Let's clear up an error right away. These sessions originate from 1958, not 1952 as stated in the heading. You can tell by the guys in the band (Sam Woodyard, for example, did not join Duke until 1955, and there was no PLAYBOY magazine, let alone a jazz festival sponsored by it, in 1952.). As for the music...
Billy Strayhorn does an infrequent star-turn, opening up with some very tasty piano chorouses on "Take the A Train." Johnny Hodges is a salty, sexy gas on "Flirtibird." "Mood Indigo" is a standout, with marvelous solos from Russell Procope, Shorty Baker, and an astounding piano solo by Duke which starts out on the 2nd degree of the key he's in and modulates, modulates, modulates for 3 chorouses, until landing right on the dominant in the turnaround of the 3rd chorous. Quips Duke to the audience: "I've been waiting all night to do that!" "Satin Doll" gets a similar treatment from Duke, with him calling out chords to the bass player so he doesn't get lost (!!!).

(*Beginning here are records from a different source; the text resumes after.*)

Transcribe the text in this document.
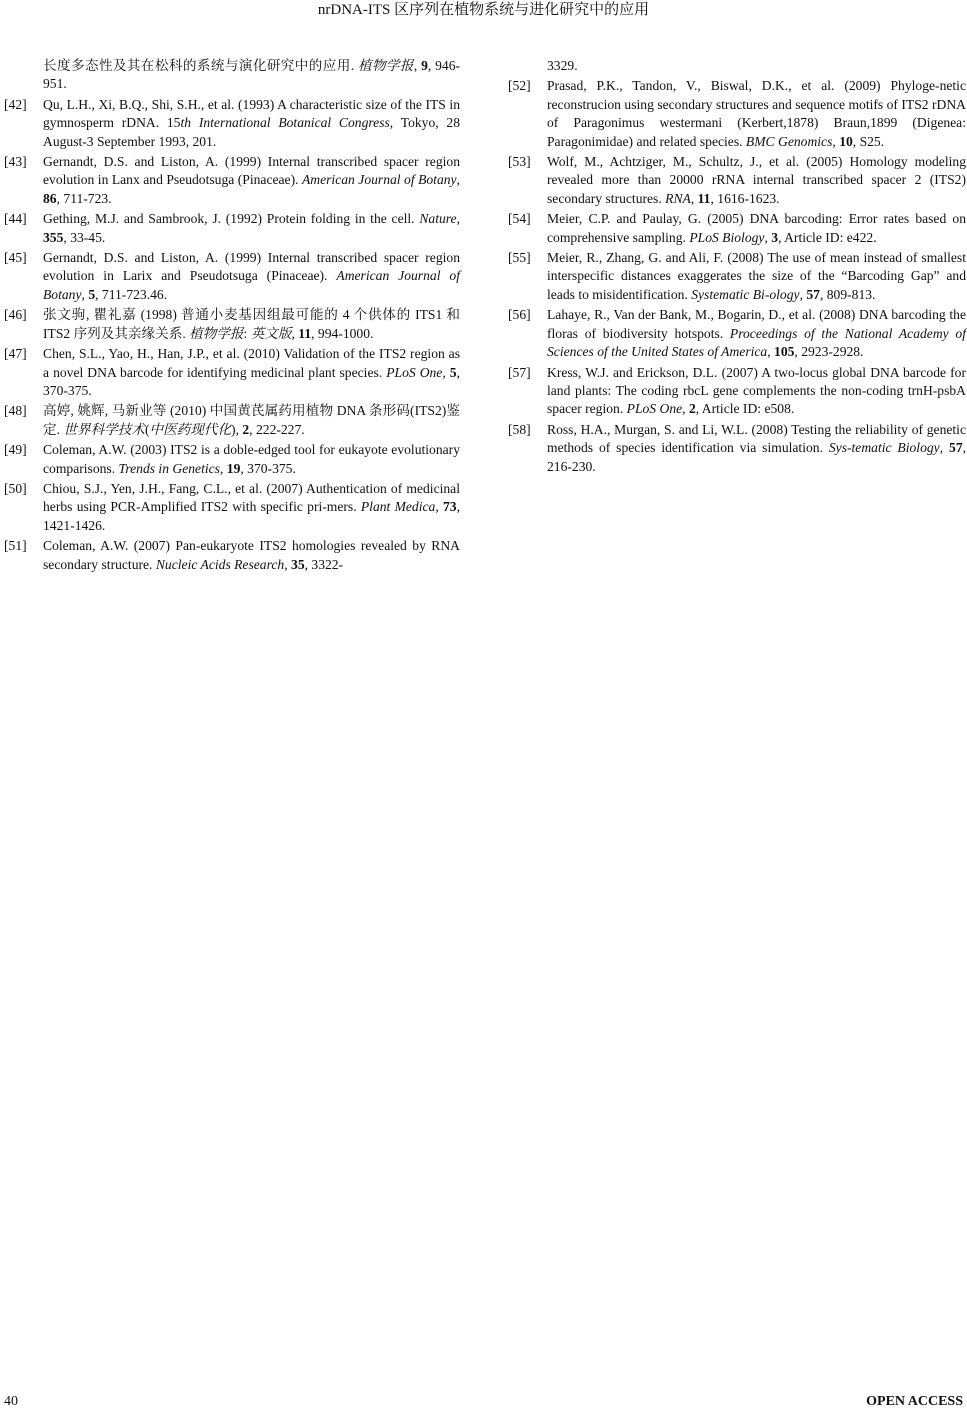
nrDNA-ITS 区序列在植物系统与进化研究中的应用
长度多态性及其在松科的系统与演化研究中的应用. 植物学报, 9, 946-951.
[42] Qu, L.H., Xi, B.Q., Shi, S.H., et al. (1993) A characteristic size of the ITS in gymnosperm rDNA. 15th International Botanical Congress, Tokyo, 28 August-3 September 1993, 201.
[43] Gernandt, D.S. and Liston, A. (1999) Internal transcribed spacer region evolution in Lanx and Pseudotsuga (Pinaceae). American Journal of Botany, 86, 711-723.
[44] Gething, M.J. and Sambrook, J. (1992) Protein folding in the cell. Nature, 355, 33-45.
[45] Gernandt, D.S. and Liston, A. (1999) Internal transcribed spacer region evolution in Larix and Pseudotsuga (Pinaceae). American Journal of Botany, 5, 711-723.46.
[46] 张文驹, 瞿礼嘉 (1998) 普通小麦基因组最可能的 4 个供体的 ITS1 和 ITS2 序列及其亲缘关系. 植物学报: 英文版, 11, 994-1000.
[47] Chen, S.L., Yao, H., Han, J.P., et al. (2010) Validation of the ITS2 region as a novel DNA barcode for identifying medicinal plant species. PLoS One, 5, 370-375.
[48] 高婷, 姚辉, 马新业等 (2010) 中国黄芪属药用植物 DNA 条形码(ITS2)鉴定. 世界科学技术(中医药现代化), 2, 222-227.
[49] Coleman, A.W. (2003) ITS2 is a doble-edged tool for eukayote evolutionary comparisons. Trends in Genetics, 19, 370-375.
[50] Chiou, S.J., Yen, J.H., Fang, C.L., et al. (2007) Authentication of medicinal herbs using PCR-Amplified ITS2 with specific pri-mers. Plant Medica, 73, 1421-1426.
[51] Coleman, A.W. (2007) Pan-eukaryote ITS2 homologies revealed by RNA secondary structure. Nucleic Acids Research, 35, 3322-
3329.
[52] Prasad, P.K., Tandon, V., Biswal, D.K., et al. (2009) Phyloge-netic reconstrucion using secondary structures and sequence motifs of ITS2 rDNA of Paragonimus westermani (Kerbert,1878) Braun,1899 (Digenea: Paragonimidae) and related species. BMC Genomics, 10, S25.
[53] Wolf, M., Achtziger, M., Schultz, J., et al. (2005) Homology modeling revealed more than 20000 rRNA internal transcribed spacer 2 (ITS2) secondary structures. RNA, 11, 1616-1623.
[54] Meier, C.P. and Paulay, G. (2005) DNA barcoding: Error rates based on comprehensive sampling. PLoS Biology, 3, Article ID: e422.
[55] Meier, R., Zhang, G. and Ali, F. (2008) The use of mean instead of smallest interspecific distances exaggerates the size of the “Barcoding Gap” and leads to misidentification. Systematic Bi-ology, 57, 809-813.
[56] Lahaye, R., Van der Bank, M., Bogarin, D., et al. (2008) DNA barcoding the floras of biodiversity hotspots. Proceedings of the National Academy of Sciences of the United States of America, 105, 2923-2928.
[57] Kress, W.J. and Erickson, D.L. (2007) A two-locus global DNA barcode for land plants: The coding rbcL gene complements the non-coding trnH-psbA spacer region. PLoS One, 2, Article ID: e508.
[58] Ross, H.A., Murgan, S. and Li, W.L. (2008) Testing the reliability of genetic methods of species identification via simulation. Sys-tematic Biology, 57, 216-230.
40	OPEN ACCESS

"A Disarming Visit by June Christy and Stan Kenton" is Dukish verbal interplay at its most extremely elegant.
Like most of Duke's dates in the 50's, the newer material comes off better than the stuff from the 40's, like "C-Jam Blues" and "In a Mellotone," which are no better than perfunctory. But the medley of 20's hits ("Black and Tan Fantasy," "Creole Love Call" and "The Mooche") is so perfectly arranged and executed it will leave you breathless!
Want more? How about the four-handed duets by Duke and Billy on "Drawing Room Blues" and "Tonk"? It's all good-humored fun and quite musical, too!

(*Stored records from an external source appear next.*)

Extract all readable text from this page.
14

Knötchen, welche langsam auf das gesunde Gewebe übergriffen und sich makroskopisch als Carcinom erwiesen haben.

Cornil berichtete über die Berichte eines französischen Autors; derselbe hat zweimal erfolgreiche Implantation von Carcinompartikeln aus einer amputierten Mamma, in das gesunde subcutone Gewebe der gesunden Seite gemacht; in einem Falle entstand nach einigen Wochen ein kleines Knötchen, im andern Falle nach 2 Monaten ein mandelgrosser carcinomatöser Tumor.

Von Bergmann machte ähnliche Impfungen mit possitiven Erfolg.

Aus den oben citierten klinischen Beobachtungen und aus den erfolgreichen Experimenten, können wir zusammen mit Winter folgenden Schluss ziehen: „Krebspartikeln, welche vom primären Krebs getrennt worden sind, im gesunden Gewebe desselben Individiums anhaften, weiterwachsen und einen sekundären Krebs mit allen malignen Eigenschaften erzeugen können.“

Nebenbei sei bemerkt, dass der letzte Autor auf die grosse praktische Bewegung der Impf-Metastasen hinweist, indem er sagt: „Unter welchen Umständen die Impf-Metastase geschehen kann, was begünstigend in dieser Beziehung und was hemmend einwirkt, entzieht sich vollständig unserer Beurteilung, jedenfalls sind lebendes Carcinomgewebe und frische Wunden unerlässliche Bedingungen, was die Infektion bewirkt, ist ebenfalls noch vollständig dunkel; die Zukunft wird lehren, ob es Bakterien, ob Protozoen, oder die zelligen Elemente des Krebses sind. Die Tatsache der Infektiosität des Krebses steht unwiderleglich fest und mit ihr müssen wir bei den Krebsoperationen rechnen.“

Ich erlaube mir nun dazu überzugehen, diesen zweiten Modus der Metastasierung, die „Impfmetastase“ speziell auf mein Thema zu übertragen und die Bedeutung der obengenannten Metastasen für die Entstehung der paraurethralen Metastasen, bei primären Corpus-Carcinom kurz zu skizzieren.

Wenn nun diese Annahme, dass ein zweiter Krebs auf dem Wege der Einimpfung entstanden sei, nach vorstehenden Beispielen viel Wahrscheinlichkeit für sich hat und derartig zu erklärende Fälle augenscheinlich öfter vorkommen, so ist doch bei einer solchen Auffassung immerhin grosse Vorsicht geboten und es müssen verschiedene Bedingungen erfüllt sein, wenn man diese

On the balance, this is one of the better live sets of Ellington out there, and the one which reveals Duke at his SMOOTHEST. Check it out!"
4 1/2 stars.
fluffy, the human being. | forest lake, mn | 03/16/2007
(4 out of 5 stars)
"one the best things about digging into duke ellington's discography is that it is soooo vast. so many recordings on the market! what a feast for the ears awaits one when they enter ellington's world of jazz. personally, i have around forty ellington discs, and not a one do i regret owning. some of his recordings, like: "early ellington," "okeh ellington," "the blanton-webster years," the 1943 "carnegie hall concerts," "black, brown, and beige," "ellington at newport," and "the far east suite" are no-brainers. once you start investigating jazz, these are the ones that you hear about as essential. you can't really miss out on them, if you make any effort to read up on the music. but, because there are so many, some fine ellington albums can fall through the cracks. many great ones you shouldn't miss, but could. the 1959 release "live at the blue note" is one of those. an excellent recording of many ellington favorites played live with an exciting and fresh feel about them. johnny hodges alto sax playing is particularly wonderful here. this is a set of big band magic not to be missed. an underappreciated work in ellington's discography, if you ask me."